Friday, December 29, 2023

The inspiration for Mr Brownlow was himself a foundling, just like Oliver Twist

When I published a book chapter on Charles Dickens and antisemitism a couple of years ago, I managed to slip in the expression 'well-behaved orphans'. But it turns out that the original Well-Behaved Orphan wasn't Oliver Twist but his benefactor, Mr Brownlow.

For the Wikipedia entry for Mr Brownlow says:

Mr Brownlow's name and character generally believed to be derived from John Brownlow, the director of the Foundling Hospital, which was dedicated to looking after abandoned and unwanted children. Dickens, a regular visitor to the hospital, knew Brownlow well. 

Dickens scholar Robert Alan Colby argues that "in naming Oliver's benefactor Mr Brownlow, Dickens seems to have been paying a tribute to one of the most dedicated social servants of his age".

The Foundling Hospital mentioned here is the one in Bloomsbury founded by Thomas Coram in 1739.

And, fascinatingly there is more about Mr Brownlow:

In 1831, seven years before Dickens wrote Oliver Twist, John Brownlow had written a novel about an orphan called Hans Sloane - a Tale, which has a plot broadly similar to Dickens's later work. Several critics have suggested that Dickens took aspects of the basic plot of his novel from Brownlow's earlier work, so the name may have been a tribute for two reasons.

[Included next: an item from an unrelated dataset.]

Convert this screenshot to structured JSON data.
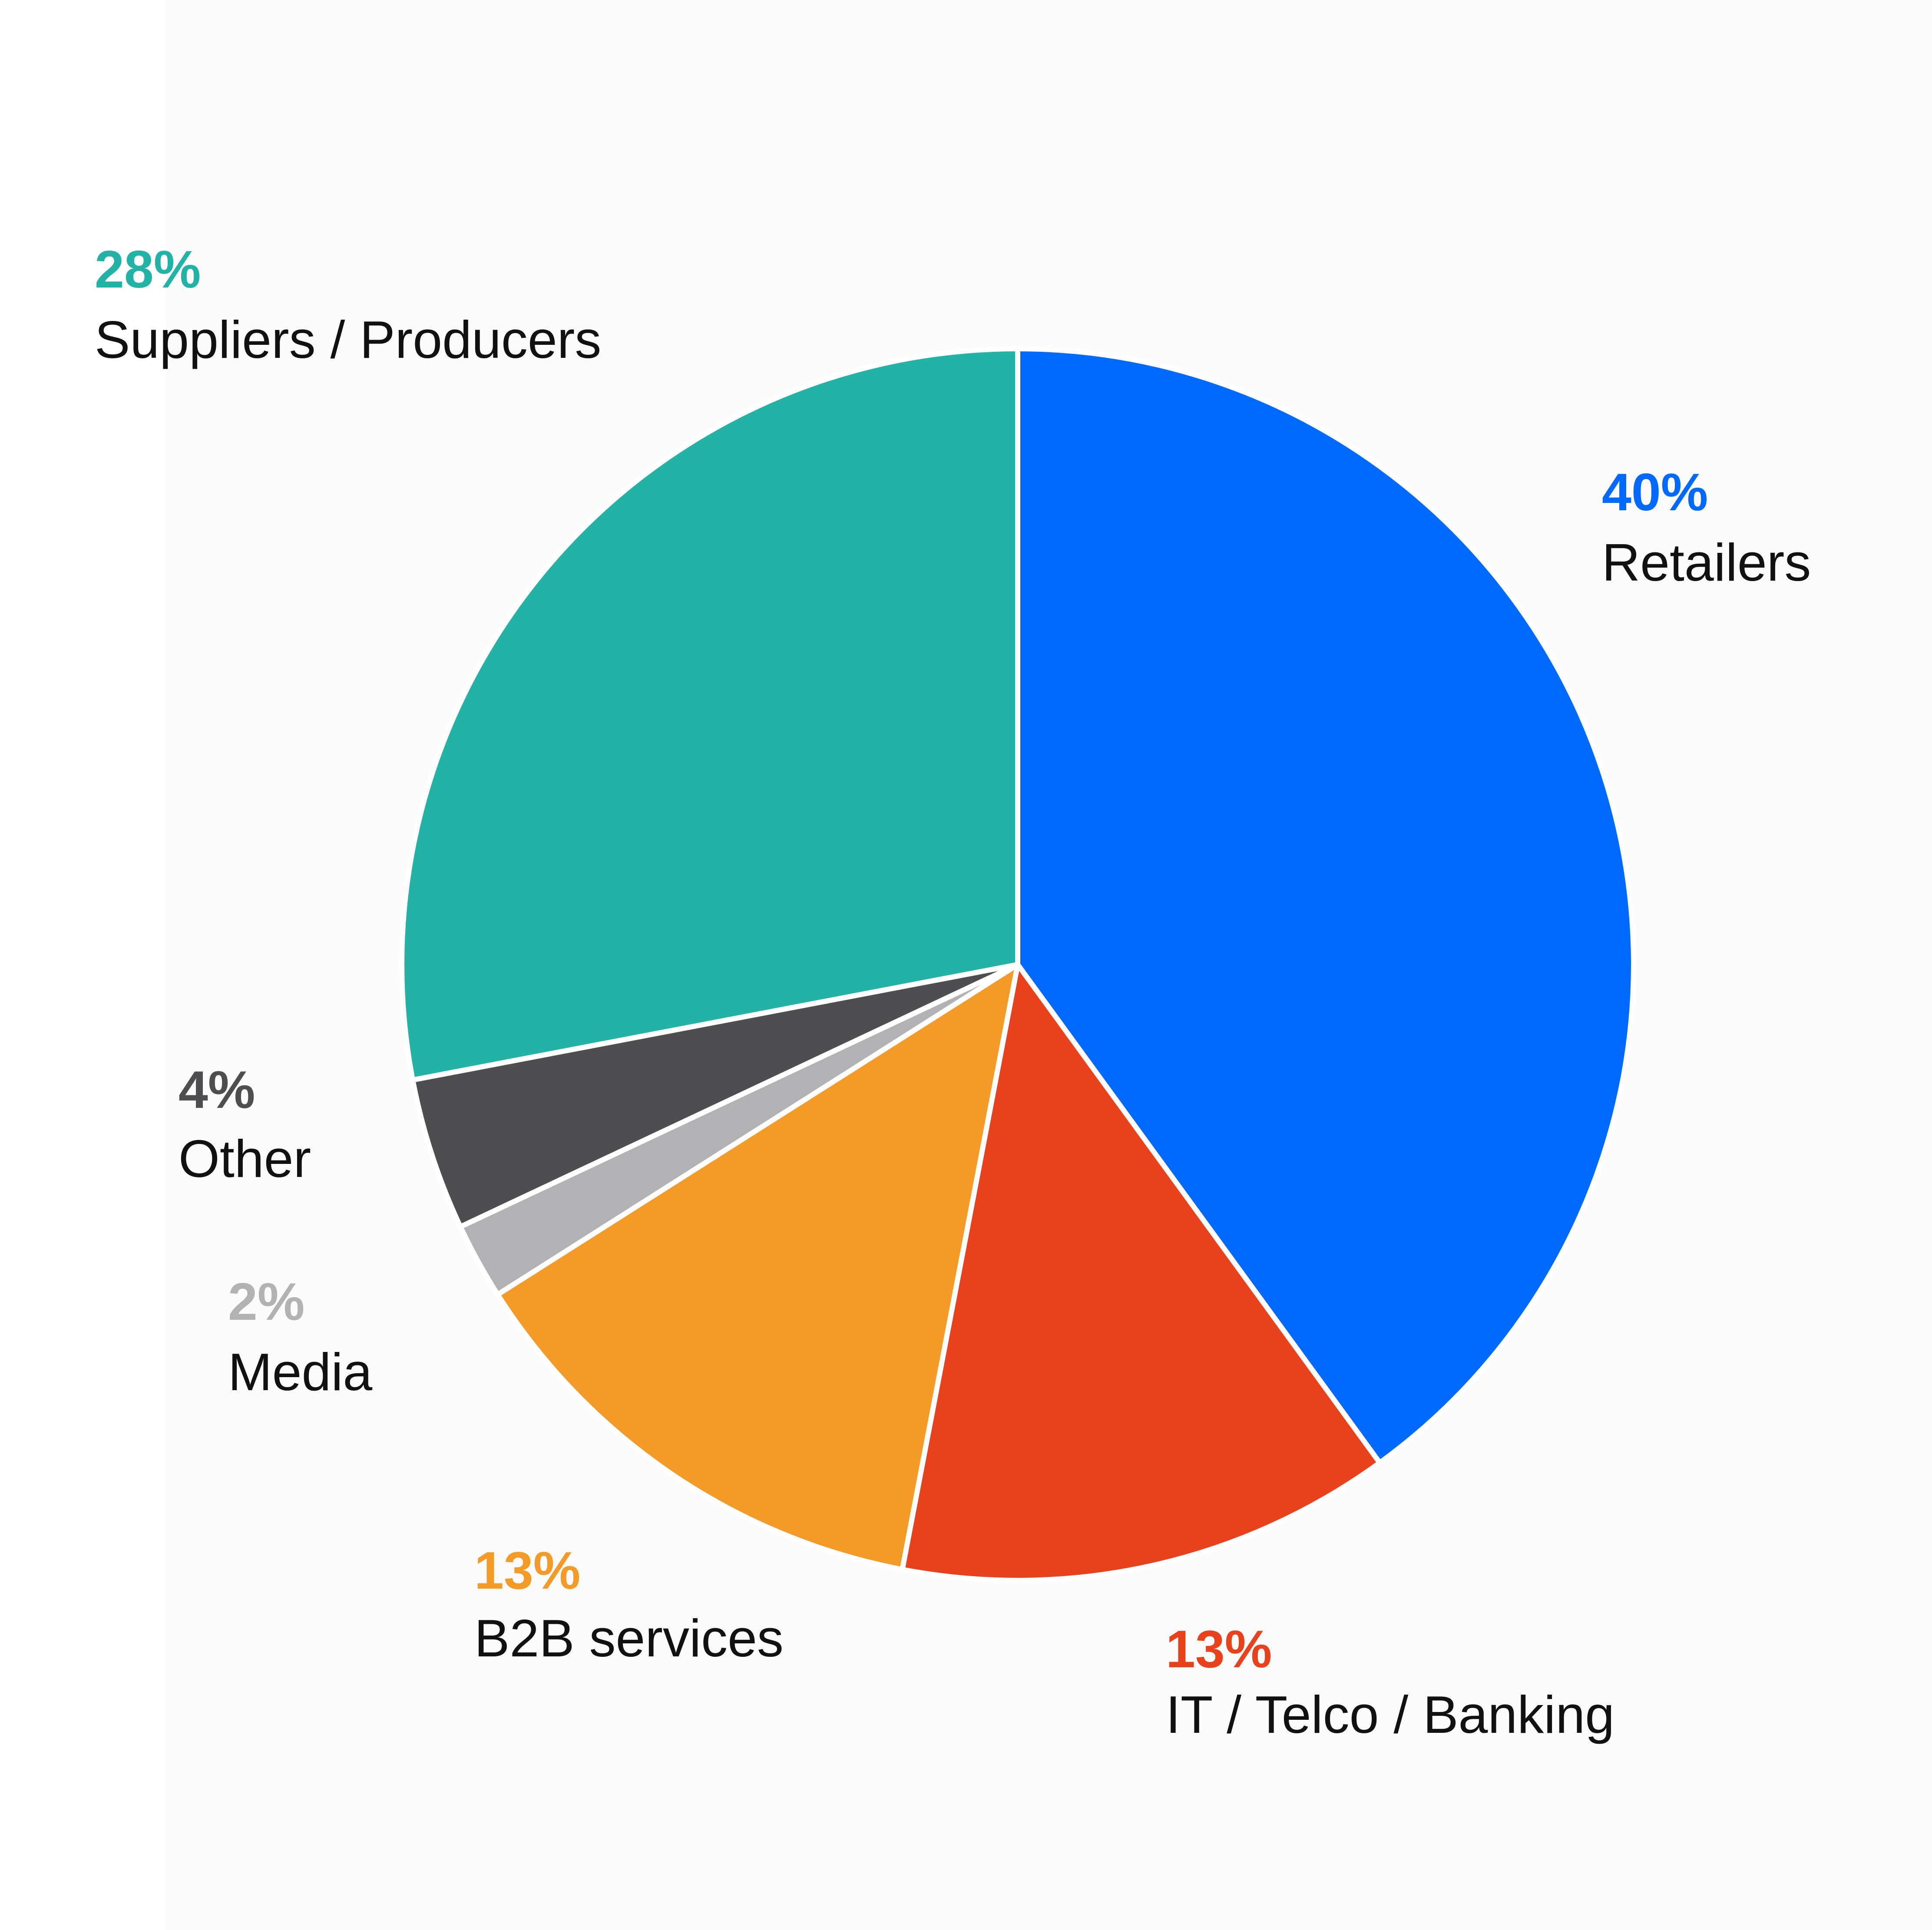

Look up John Brownlow and you soon find Roy Sloan's History Hamper blog:

John Brownlow was the most famous and esteemed servant of the Foundling Hospital in the more than two centuries of its existence, from the opening of its doors in 1741 to final closure in 1954. He was himself a foundling. The son of Mary Goodacre, he was admitted on 9 August 1800 at the age of three months and given his new name and a number, 18,607. 

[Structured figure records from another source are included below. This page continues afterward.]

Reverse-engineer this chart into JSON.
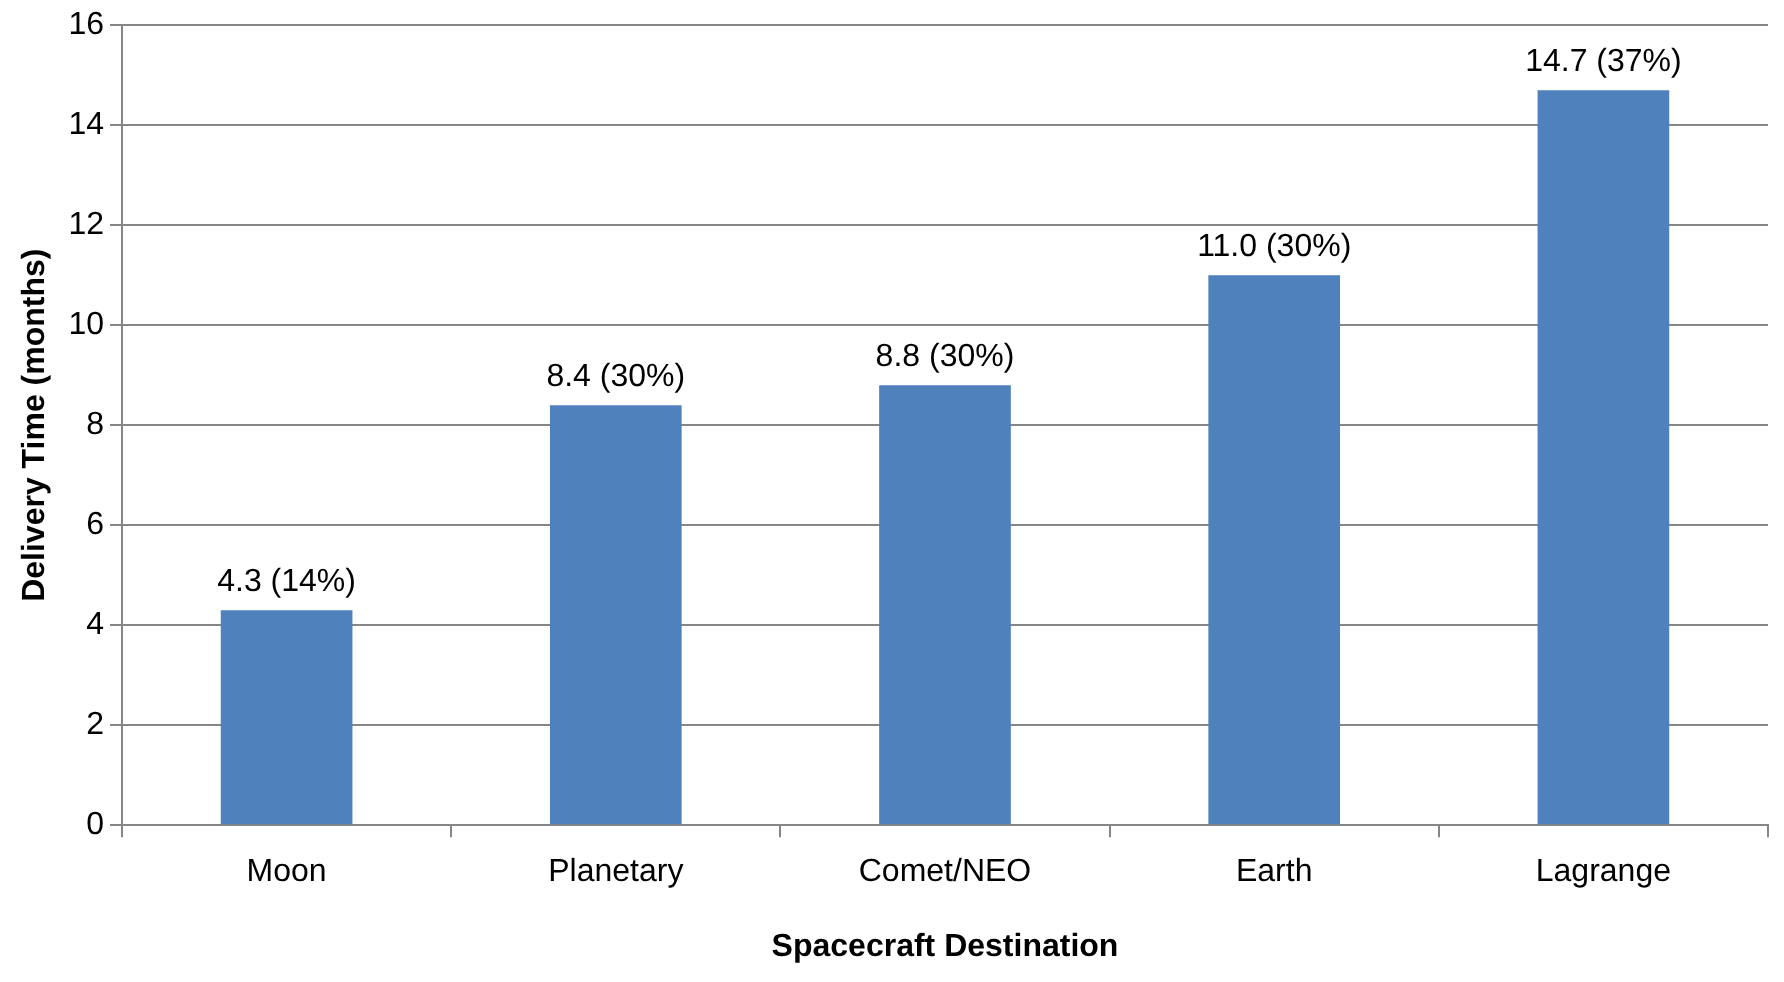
{
  "chart_data": {
    "type": "bar",
    "xlabel": "Spacecraft Destination",
    "ylabel": "Delivery Time (months)",
    "categories": [
      "Moon",
      "Planetary",
      "Comet/NEO",
      "Earth",
      "Lagrange"
    ],
    "values": [
      4.3,
      8.4,
      8.8,
      11.0,
      14.7
    ],
    "color": "#4f81bd",
    "value_labels": [
      "4.3 (14%)",
      "8.4 (30%)",
      "8.8 (30%)",
      "11.0 (30%)",
      "14.7 (37%)"
    ],
    "ylim": [
      0,
      16
    ],
    "yticks": [
      0,
      2,
      4,
      6,
      8,
      10,
      12,
      14,
      16
    ],
    "grid": "y"
  }
}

Like all of the foundlings, he spent his early years with a foster family (that of Mary Skinner of Hadlow, Kent) before being returned to the Hospital.  In 1814, instead of leaving to be apprenticed to an employer, he was taken into the Secretary’s office as a clerk, an arrangement that was formalised in 1817.  This was possibly an acknowledgement of his exceptional ability, although the formal register says ‘Invalided 18 June 1817’. 

He was promoted to Treasurer’s Clerk in 1828 and became Secretary, in charge of the day-to-day running of the institution, in 1849.  He was with the Hospital almost from cradle to grave, retiring in 1872 just a year before his death in August 1873.

While we're talking about Mr Brownlow, here are a couple of pieces of trivia connected with his appearance on the cinema screen.

First, in David Lean's 1948 Oliver Twist, Brownlow was played by the actor Henry Stephenson. He was born in 1871, which was the year after Charles Dickens died.

Second, in the BBC 'Ghost Story for Christmas' adaptation of M.R. James's short story Lost Hearts, the evil Mr Abney, who takes in a young orphan boy out of apparent benevolence but really out of a wish to consume his heart in pursuit of eternal life, is played by Joseph O'Conor. And Joseph O'Conor played Mr Brownlow in the 1968 film of Lionel Bart's Oliver.

G.K. Chesterton once said that Dickens' characters would soothe their optimistic creator with something less terrible than the truth. Could it be that Mr Brownlow was guilty of that too?